Terminou recentemente o leilão do 5G. Como é que vê o setor de telecomunicações, atualmente?
Em Portugal, vivemos um problema de compreensão do que é o mercado das telecomunicações. E esse problema existe pelo facto do 5G ser uma tecnologia completamente transformativa. Com muita facilidade, neste momento, é possível advogar-se uma visão do que é o setor das telecomunicações diferente do que existia há quatro anos. Todos os atores envolvidos têm noção disto. Agora, estamos sempre a falar um pouco de futurologia porque dizer que vamos ter um setor substancialmente diferenciado face ao passado é uma questão de opinião. Entre as diferentes entidades envolvidas no processo [do leilão] há esta diferença sobre o que será, ou o que deve ser, o futuro das telecomunicações. Não é só uma questão política, é uma questão também com aspetos económicos e que tem impacto estruturante sobre toda a economia nacional. O que vai ser o setor prende-se com o que a economia – a forma como Portugal – se vai posicionar nesta plasticidade do 5G.

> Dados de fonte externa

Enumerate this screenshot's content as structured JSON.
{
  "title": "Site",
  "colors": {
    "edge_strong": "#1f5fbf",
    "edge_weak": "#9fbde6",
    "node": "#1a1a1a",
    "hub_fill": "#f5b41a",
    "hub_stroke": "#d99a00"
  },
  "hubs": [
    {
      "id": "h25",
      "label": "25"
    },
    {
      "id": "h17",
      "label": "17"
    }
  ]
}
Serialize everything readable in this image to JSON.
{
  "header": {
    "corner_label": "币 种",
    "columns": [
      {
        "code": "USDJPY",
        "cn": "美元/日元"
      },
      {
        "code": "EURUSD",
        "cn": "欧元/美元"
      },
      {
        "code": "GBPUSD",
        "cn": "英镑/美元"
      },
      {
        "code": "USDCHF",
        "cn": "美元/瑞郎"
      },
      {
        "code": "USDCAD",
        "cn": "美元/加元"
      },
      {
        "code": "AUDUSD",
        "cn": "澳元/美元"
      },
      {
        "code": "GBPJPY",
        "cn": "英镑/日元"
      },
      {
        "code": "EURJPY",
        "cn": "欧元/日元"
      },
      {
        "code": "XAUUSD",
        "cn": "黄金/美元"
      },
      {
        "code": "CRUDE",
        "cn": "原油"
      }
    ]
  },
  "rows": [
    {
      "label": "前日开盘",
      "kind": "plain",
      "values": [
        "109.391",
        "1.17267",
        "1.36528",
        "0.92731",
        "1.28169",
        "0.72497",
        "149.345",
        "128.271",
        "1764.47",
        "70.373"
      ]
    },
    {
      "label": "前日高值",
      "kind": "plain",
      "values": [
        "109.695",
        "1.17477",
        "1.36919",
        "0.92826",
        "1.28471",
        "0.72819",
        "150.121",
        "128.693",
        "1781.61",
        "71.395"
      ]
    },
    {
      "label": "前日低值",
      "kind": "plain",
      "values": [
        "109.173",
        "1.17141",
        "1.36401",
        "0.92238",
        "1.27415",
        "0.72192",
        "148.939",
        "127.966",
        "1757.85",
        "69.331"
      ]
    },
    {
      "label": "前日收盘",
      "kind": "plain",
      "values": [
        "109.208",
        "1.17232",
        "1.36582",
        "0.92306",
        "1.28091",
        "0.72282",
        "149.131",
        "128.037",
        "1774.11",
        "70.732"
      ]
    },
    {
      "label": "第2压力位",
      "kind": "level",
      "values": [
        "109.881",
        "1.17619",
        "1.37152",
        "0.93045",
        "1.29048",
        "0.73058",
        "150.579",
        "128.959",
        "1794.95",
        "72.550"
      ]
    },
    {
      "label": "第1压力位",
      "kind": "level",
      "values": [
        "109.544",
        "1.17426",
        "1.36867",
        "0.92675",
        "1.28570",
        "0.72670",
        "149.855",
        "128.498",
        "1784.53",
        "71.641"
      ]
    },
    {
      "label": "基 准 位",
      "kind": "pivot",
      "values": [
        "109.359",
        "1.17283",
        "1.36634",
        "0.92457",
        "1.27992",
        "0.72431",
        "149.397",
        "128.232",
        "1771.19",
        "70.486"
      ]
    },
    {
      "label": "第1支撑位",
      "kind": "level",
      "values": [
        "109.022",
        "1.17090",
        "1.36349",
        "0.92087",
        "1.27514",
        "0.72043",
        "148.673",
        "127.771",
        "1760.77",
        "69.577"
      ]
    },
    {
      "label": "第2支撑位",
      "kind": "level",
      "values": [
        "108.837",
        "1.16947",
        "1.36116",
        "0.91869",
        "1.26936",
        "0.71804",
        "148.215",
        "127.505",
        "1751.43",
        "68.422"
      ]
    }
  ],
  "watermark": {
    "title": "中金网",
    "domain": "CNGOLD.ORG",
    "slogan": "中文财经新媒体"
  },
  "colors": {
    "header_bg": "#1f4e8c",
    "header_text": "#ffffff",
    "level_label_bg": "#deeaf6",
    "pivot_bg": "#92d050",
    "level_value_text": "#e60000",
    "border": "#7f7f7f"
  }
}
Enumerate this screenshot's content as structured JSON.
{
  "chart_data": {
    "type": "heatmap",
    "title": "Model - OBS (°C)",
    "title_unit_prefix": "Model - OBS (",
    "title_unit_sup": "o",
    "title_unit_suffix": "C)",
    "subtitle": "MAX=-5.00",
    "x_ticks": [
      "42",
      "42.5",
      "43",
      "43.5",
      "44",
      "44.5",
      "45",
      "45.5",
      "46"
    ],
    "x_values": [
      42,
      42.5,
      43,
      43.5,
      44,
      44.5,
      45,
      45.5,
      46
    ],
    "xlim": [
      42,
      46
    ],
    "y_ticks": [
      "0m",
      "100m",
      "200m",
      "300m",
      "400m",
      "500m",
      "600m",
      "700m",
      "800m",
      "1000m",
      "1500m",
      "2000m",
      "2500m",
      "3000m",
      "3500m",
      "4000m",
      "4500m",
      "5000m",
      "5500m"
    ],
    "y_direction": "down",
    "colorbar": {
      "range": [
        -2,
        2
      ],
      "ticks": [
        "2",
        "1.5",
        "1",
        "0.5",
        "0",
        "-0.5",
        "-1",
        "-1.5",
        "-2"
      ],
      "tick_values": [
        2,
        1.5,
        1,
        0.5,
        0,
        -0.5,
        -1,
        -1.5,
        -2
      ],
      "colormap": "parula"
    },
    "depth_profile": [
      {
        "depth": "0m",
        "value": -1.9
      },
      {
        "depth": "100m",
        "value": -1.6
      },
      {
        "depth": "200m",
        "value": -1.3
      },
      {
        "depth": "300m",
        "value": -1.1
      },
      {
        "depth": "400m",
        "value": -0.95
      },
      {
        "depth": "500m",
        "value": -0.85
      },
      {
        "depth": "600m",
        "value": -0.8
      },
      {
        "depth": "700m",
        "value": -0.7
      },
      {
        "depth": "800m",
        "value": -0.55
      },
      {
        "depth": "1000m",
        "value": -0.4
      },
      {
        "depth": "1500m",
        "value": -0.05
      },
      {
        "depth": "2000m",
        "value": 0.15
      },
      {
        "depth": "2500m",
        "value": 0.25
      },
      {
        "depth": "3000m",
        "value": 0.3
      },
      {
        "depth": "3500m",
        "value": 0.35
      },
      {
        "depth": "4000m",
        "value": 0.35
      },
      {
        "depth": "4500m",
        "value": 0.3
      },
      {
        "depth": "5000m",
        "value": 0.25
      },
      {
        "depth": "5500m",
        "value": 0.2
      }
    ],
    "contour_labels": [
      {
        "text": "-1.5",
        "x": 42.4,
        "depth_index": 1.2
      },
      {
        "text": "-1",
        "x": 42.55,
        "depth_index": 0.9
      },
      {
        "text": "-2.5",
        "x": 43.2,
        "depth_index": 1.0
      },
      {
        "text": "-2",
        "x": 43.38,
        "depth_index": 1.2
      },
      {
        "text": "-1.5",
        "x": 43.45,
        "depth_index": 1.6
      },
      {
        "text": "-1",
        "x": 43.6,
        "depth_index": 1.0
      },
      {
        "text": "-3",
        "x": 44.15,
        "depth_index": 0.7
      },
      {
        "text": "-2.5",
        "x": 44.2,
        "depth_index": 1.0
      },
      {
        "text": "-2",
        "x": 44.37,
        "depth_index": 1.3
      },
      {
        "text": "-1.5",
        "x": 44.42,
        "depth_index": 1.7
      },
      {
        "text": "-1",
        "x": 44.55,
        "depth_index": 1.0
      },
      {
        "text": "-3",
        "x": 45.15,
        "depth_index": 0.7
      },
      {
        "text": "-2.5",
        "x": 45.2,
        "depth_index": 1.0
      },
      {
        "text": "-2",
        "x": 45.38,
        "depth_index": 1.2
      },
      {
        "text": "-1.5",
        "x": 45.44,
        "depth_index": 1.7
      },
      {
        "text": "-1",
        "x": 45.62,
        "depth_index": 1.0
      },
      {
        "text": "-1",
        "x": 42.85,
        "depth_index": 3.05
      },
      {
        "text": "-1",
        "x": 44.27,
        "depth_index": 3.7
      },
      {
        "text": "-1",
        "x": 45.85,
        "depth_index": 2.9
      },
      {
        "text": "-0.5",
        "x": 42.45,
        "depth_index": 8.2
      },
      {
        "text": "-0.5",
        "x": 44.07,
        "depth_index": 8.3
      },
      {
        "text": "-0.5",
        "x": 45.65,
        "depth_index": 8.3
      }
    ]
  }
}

Mas que fase atravessa o setor?
Como país temos de ter uma atitude positiva no sentido de tentar evitar ou minimizar todos os problemas que existiam até agora. Portanto, tentar compreender como é que globalmente todos podemos caminhar para explorar o 5G numa situação em que todos ganham [economia, operadores, fabricantes, consumidor final]. E é possível fazer isso.
É isso que está a acontecer?
Há um diferencial de opiniões muito forte dentro do setor. Tenho esperanças que esse diferencial se vá atenuando nos próximos meses.

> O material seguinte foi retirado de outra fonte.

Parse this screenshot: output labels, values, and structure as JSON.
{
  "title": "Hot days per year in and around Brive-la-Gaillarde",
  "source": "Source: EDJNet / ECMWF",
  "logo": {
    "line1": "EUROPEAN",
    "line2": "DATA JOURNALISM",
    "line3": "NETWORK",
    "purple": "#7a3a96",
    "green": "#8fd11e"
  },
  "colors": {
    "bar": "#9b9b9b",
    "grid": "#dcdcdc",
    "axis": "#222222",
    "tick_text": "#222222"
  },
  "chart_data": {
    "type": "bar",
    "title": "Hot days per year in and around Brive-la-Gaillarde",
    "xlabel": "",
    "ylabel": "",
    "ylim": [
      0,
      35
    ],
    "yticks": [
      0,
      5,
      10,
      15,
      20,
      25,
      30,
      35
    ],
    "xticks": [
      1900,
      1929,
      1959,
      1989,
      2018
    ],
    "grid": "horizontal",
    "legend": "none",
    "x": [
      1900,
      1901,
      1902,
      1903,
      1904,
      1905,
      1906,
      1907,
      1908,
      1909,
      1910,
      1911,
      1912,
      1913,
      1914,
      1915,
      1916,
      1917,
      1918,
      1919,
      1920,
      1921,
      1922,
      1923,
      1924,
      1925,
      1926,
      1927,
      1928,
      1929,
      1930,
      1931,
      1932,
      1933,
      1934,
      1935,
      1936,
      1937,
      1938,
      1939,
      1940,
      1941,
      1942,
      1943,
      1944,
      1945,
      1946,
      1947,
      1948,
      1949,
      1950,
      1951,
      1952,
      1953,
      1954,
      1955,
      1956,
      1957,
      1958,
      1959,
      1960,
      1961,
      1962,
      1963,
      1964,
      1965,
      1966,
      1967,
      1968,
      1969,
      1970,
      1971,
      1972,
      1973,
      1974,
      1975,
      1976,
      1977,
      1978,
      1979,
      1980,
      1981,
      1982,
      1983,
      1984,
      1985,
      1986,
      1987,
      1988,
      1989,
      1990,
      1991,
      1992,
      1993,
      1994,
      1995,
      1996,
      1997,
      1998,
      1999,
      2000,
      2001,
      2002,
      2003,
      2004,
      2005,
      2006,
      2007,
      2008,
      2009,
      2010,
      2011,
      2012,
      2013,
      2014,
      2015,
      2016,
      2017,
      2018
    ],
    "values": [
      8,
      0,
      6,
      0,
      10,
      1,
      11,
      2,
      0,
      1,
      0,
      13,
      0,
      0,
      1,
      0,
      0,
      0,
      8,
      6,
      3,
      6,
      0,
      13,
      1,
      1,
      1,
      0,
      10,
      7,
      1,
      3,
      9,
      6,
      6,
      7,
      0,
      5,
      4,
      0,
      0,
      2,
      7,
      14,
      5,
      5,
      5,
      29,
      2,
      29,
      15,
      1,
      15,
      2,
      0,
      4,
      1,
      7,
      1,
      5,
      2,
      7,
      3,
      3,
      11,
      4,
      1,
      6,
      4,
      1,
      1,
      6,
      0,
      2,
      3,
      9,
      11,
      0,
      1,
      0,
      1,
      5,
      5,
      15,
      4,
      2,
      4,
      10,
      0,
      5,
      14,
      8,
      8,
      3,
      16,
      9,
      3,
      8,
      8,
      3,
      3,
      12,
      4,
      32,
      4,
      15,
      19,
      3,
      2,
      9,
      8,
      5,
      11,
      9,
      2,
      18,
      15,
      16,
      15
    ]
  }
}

Já li que há quem considera o 5G uma oportunidade perdida devido ao atraso do leilão…
Ui! Estamos muito longe disso.
Mas acha que o setor vai aproveitar a oportunidade ou, de facto, o famoso atraso é irrecuperável?
Gosta de Fórmula 1?
Gosto.
No último fim de semana [dias 13 a 14, no Grande Prémio de São Paulo], numa sprint race, Lewis Hamilton partiu do último lugar e terminou em quinto. Mas teve uma segunda penalização e partiu na corrida final em décimo e ganhou-a. Isto para dizer que quando digo que o 5G é muito plástico, ou seja, é uma tecnologia ainda em evolução. O 5G vai ter sucessivas versões até 2030.
Onde é que estamos mais atrasados?
No primeiro passo, mas o primeiro passo é o mais fácil. É o menos disruptivo – o tal 5G com 4G. É basicamente uma internet mais rápida.
É uma questão de velocidade.
Embora a velocidade seja importante, porque já se pode fazer muitas outras coisas. Mas o 5G é muito mais que isso e não é só a parte da velocidade. E a parte que não é velocidade não é agora, vem a seguir.
O país, que em muitas dimensões se debate com assimetrias, está preparado, tem infraestruturas para receber o primeiro passo do 5G?
Costuma ir para o interior do Alentejo ou para Trás-os-Montes, tem lá 4G?
Não tenho.
Porque é que se acha que só por lhe chamarmos 5G ia passar a haver rede? Há alguma razão pela qual aquilo [a rede 4G] não existe [nas referidas regiões].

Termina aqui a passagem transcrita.